Как можно было в момент появления картины понять, что Дали хотел выразить в ней? Это сегодня, прочитав «Тайную жизнь Сальвадора Дали», мы можем соотнести то, что на ней изображено, с воспоминаниями об одной из самых невероятных сцен, что пережил юный Дали во время своего пребывания в имении Пичотов «Мельница у башни». Картины Дали, относящиеся к тому периоду его жизни, пересказывают происходившие с ним события в виде ребусов. Там есть все и сразу, выставленное напоказ и завуалированное, излишне превозносимое и принижаемое, прошедшее переоценку временем и упоминаемое лишь намеком: но все это подчинено одной главной цели – созданию мифа.

Разве Дали не говорил о том, что прежде всего Гала желала получить от него миф? И разве сам он не желал того же самого?
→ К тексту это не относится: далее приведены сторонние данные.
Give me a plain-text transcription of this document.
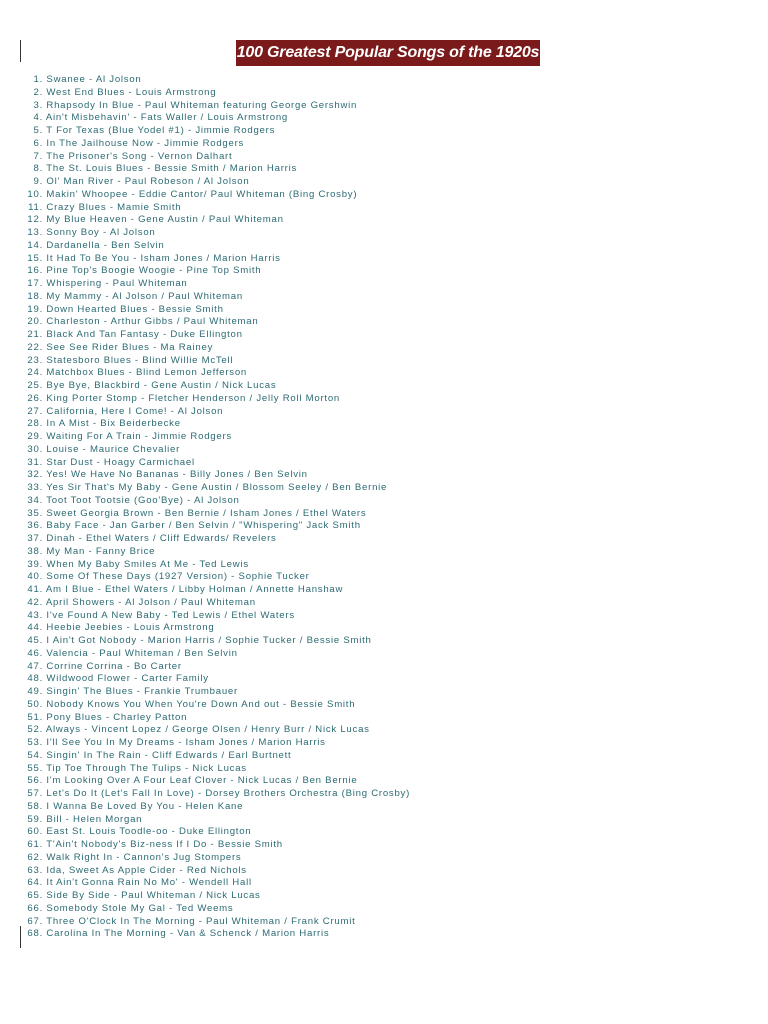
100 Greatest Popular Songs of the 1920s
1. Swanee - Al Jolson
2. West End Blues - Louis Armstrong
3. Rhapsody In Blue - Paul Whiteman featuring George Gershwin
4. Ain't Misbehavin' - Fats Waller / Louis Armstrong
5. T For Texas (Blue Yodel #1) - Jimmie Rodgers
6. In The Jailhouse Now - Jimmie Rodgers
7. The Prisoner's Song - Vernon Dalhart
8. The St. Louis Blues - Bessie Smith / Marion Harris
9. Ol' Man River - Paul Robeson / Al Jolson
10. Makin' Whoopee - Eddie Cantor/ Paul Whiteman (Bing Crosby)
11. Crazy Blues - Mamie Smith
12. My Blue Heaven - Gene Austin / Paul Whiteman
13. Sonny Boy - Al Jolson
14. Dardanella - Ben Selvin
15. It Had To Be You - Isham Jones / Marion Harris
16. Pine Top's Boogie Woogie - Pine Top Smith
17. Whispering - Paul Whiteman
18. My Mammy - Al Jolson / Paul Whiteman
19. Down Hearted Blues - Bessie Smith
20. Charleston - Arthur Gibbs / Paul Whiteman
21. Black And Tan Fantasy - Duke Ellington
22. See See Rider Blues - Ma Rainey
23. Statesboro Blues - Blind Willie McTell
24. Matchbox Blues - Blind Lemon Jefferson
25. Bye Bye, Blackbird - Gene Austin / Nick Lucas
26. King Porter Stomp - Fletcher Henderson / Jelly Roll Morton
27. California, Here I Come! - Al Jolson
28. In A Mist - Bix Beiderbecke
29. Waiting For A Train - Jimmie Rodgers
30. Louise - Maurice Chevalier
31. Star Dust - Hoagy Carmichael
32. Yes! We Have No Bananas - Billy Jones / Ben Selvin
33. Yes Sir That's My Baby - Gene Austin / Blossom Seeley / Ben Bernie
34. Toot Toot Tootsie (Goo'Bye) - Al Jolson
35. Sweet Georgia Brown - Ben Bernie / Isham Jones / Ethel Waters
36. Baby Face - Jan Garber / Ben Selvin / "Whispering" Jack Smith
37. Dinah - Ethel Waters / Cliff Edwards/ Revelers
38. My Man - Fanny Brice
39. When My Baby Smiles At Me - Ted Lewis
40. Some Of These Days (1927 Version) - Sophie Tucker
41. Am I Blue - Ethel Waters / Libby Holman / Annette Hanshaw
42. April Showers - Al Jolson / Paul Whiteman
43. I've Found A New Baby - Ted Lewis / Ethel Waters
44. Heebie Jeebies - Louis Armstrong
45. I Ain't Got Nobody - Marion Harris / Sophie Tucker / Bessie Smith
46. Valencia - Paul Whiteman / Ben Selvin
47. Corrine Corrina - Bo Carter
48. Wildwood Flower - Carter Family
49. Singin' The Blues - Frankie Trumbauer
50. Nobody Knows You When You're Down And out - Bessie Smith
51. Pony Blues - Charley Patton
52. Always - Vincent Lopez / George Olsen / Henry Burr / Nick Lucas
53. I'll See You In My Dreams - Isham Jones / Marion Harris
54. Singin' In The Rain - Cliff Edwards / Earl Burtnett
55. Tip Toe Through The Tulips - Nick Lucas
56. I'm Looking Over A Four Leaf Clover - Nick Lucas / Ben Bernie
57. Let's Do It (Let's Fall In Love) - Dorsey Brothers Orchestra (Bing Crosby)
58. I Wanna Be Loved By You - Helen Kane
59. Bill - Helen Morgan
60. East St. Louis Toodle-oo - Duke Ellington
61. T'Ain't Nobody's Biz-ness If I Do - Bessie Smith
62. Walk Right In - Cannon's Jug Stompers
63. Ida, Sweet As Apple Cider - Red Nichols
64. It Ain't Gonna Rain No Mo' - Wendell Hall
65. Side By Side - Paul Whiteman / Nick Lucas
66. Somebody Stole My Gal - Ted Weems
67. Three O'Clock In The Morning - Paul Whiteman / Frank Crumit
68. Carolina In The Morning - Van & Schenck / Marion Harris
Февраль 1931 года: Гала получает письмо из Парижа: Элюар опять задает ей вопрос, почему она до сих пор не прислала ему свою фотографию в обнаженном виде, и описывает одно из своих обычных эротических сновидений, в котором она предстает перед ним «совершенно голой, с раздвинутыми ногами, а двое мужчин имеют тебя – один в рот, а другой во влагалище... А сегодня днем, оставшись один, я представлял себе все, что ты можешь мне дать, твое дерзкое тело, идущее на поводу самых бредовых твоих фантазий. И тихонько мастурбировал».

В другом письме он просит у нее фотографии, на которых она запечатлена там, где занимается любовью, и описывает ей свою мечту: заняться любовью втроем, с ней и с Нуш. Короче, он все еще верил, что у Галы с Дали обычная интрижка, хотя и затянувшаяся дольше обычного. Галу можно было позаимствовать у него на время, но никак не отнять навсегда.

В июне 1931 года Дали и Гала уезжают из Порт‑Льигата в Париж. Что везет с собой Дали? «Человека‑невидимку», «Имперский памятник женщине‑девочке», «Приспосабливаемость желаний», «Башню удовольствия», «Преждевременное окостенение вокзала», «Невидимых спящую женщину, лошадь и льва» и «Бюрократа средней руки» – все наперечет шедевры.

В «Преждевременном окостенении вокзала» влияние Кирико чувствуется не только в выборе натуры, но и в названии картины. Разве не называли Кирико в насмешку «любителем рисовать вокзалы»? И именно на этой картине впервые появляются ставшие впоследствии знаменитыми часы Дали – бесформенные, растекающиеся, почти «мягкие», показывающие без пяти семь.

На полотнах «Невидимые спящая женщина, лошадь и лев» и «Башня удовольствия» мы находим один и тот же загадочный, большой голубой шар. Он чем‑то напоминает не менее загадочный шар со знаменитой картины Джованни Беллини[355]под названием «Непостоянство».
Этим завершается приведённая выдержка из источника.